Does the description disclose side effects, auth requirements, rate limits, or destructive behavior?

No annotations provided, so the description carries full burden. It thoroughly discloses behavior: returns list with fields, pagination metadata, alternative backends, and count parameter effects (latency, quota). No contradictions.

Agents need to know what a tool does to the world before calling it. Descriptions should go beyond structured annotations to explain consequences.

Conciseness4/5

Is the description appropriately sized, front-loaded, and free of redundancy?

The description is a single paragraph that front-loads the main purpose and uses efficient language. Some slight redundancy (e.g., 'Searches' and 'Returns'), but overall each sentence adds value.

Shorter descriptions cost fewer tokens and are easier for agents to parse. Every sentence should earn its place.

Completeness5/5

Given the tool's complexity, does the description cover enough for an agent to succeed on first attempt?

Given the tool's low complexity (2 params, no nested objects) and presence of output schema, the description covers purpose, usage, syntax, return fields, pagination, and backend options comprehensively.

Complex tools with many parameters or behaviors need more documentation. Simple tools need less. This dimension scales expectations accordingly.

Parameters5/5

Does the description clarify parameter syntax, constraints, interactions, or defaults beyond what the schema provides?

Schema coverage is 100%, but description adds significant extra context: query parameter includes detailed advanced syntax examples, count parameter explains range and performance trade-offs. This goes well beyond schema basics.

Input schemas describe structure but not intent. Descriptions should explain non-obvious parameter relationships and valid value ranges.

Purpose5/5

Does the description clearly state what the tool does and how it differs from similar tools?

The description clearly states the tool searches for tweets matching a query, using specific verbs and resources. It distinguishes from sibling tools (post_tweet, post_tweet_with_image) by focusing on search/retrieval rather than posting.

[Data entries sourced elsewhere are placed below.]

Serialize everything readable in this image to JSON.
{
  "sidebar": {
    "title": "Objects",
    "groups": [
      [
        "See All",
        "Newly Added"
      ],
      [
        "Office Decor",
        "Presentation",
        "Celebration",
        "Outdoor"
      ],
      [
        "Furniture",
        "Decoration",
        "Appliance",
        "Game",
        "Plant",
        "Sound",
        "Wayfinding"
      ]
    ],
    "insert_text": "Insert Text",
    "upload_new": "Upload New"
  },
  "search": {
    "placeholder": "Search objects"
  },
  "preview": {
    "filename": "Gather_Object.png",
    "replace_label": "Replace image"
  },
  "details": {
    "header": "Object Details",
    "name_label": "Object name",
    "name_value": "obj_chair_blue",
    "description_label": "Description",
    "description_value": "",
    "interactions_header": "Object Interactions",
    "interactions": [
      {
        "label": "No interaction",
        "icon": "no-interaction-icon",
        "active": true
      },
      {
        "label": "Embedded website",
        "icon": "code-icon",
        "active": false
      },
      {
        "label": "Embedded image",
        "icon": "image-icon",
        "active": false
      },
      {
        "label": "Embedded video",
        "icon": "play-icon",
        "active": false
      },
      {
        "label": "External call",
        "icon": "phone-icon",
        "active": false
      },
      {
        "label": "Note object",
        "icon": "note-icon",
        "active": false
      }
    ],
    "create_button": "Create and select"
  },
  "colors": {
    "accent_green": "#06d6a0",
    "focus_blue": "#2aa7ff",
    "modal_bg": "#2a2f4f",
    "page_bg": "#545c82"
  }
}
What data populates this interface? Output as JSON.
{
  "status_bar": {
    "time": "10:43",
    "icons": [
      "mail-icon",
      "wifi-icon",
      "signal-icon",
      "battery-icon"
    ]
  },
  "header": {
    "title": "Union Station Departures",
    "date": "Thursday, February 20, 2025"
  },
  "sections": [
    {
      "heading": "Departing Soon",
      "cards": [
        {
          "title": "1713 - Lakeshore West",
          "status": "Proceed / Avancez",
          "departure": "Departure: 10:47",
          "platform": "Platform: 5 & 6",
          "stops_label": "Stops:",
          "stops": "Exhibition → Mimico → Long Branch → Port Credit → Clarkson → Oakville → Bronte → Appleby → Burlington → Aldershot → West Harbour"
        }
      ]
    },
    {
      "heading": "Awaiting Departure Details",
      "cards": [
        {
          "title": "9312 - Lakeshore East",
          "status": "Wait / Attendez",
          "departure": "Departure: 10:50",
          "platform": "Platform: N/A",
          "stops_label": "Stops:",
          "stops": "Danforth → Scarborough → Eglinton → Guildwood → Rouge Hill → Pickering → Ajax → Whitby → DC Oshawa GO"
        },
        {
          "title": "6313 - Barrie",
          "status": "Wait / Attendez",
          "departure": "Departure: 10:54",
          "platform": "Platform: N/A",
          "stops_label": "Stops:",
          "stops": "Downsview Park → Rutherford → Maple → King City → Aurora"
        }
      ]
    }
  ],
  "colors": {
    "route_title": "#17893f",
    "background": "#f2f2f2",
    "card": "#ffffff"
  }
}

Agents choose between tools based on descriptions. A clear purpose with a specific verb and resource helps agents select the right tool.

Usage Guidelines4/5

Does the description explain when to use this tool, when not to, or what alternatives exist?

The description explicitly states when to use the tool (when needing to find tweets by keyword, hashtag, etc.) and mentions alternative backends. However, it does not provide explicit negative examples or compare to non-sibling tools.

Agents often have multiple tools that could apply. Explicit usage guidance like "use X instead of Y when Z" prevents misuse.